Chutes des personnes âgées : prévenir plutôt que guérir

Environ un tiers des plus de 65 ans et la moitié des plus de 80 ans tombent au moins une fois par an. Ces chutes sont responsables de 90% des fractures observées à ces âges et sont souvent synonymes de perte d’autonomie : dans les deux ans qui suivent une fracture du col du fémur, 20 à 30% des personnes âgées décèdent.

Pour éviter le pire, l’Académie Nationale de Médecine vient d’émettre de nouvelles recommandations.

Si son patient a fait une première chute, elle préconise au médecin traitant de :

-lui proposer un aménagement de son logement.

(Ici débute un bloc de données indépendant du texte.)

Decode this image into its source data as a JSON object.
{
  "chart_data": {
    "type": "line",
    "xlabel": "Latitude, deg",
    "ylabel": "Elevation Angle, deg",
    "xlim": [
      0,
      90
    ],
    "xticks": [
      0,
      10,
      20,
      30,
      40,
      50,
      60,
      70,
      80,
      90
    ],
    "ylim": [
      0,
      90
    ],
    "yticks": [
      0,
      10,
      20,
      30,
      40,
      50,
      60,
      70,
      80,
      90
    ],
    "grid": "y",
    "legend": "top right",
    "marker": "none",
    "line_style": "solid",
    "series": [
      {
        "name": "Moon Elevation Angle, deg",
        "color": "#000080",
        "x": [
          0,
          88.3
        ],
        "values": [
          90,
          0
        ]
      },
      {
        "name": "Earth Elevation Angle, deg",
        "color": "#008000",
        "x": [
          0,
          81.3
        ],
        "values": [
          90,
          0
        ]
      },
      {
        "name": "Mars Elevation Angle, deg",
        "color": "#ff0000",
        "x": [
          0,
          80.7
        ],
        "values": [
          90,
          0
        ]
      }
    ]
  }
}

rechercher les facteurs qui ont favorisé sa chute par un examen médical des fonctions sensorielles et sensitives (vision, audition, équilibre, etc., ), du système nerveux, du squelette, du cœur, de la fonction rénale, un bilan de l’état nutritionnel et endocrinien.

Si son patient n’a pas encore chuté, c’est à partir de 45 ans, âge de la presbytie, que le médecin doit mettre en place une stratégie de prévention en s’efforçant de :

-l’adresser à un ophtalmologiste pour un examen de sa vision.

-lui proposer une auto-évaluation de son équilibre grâce à des manœuvres simples (appui alternativement sur le pied droit puis gauche pendant 5 secondes les yeux ouverts, marche de 4 mètres en 4 secondes).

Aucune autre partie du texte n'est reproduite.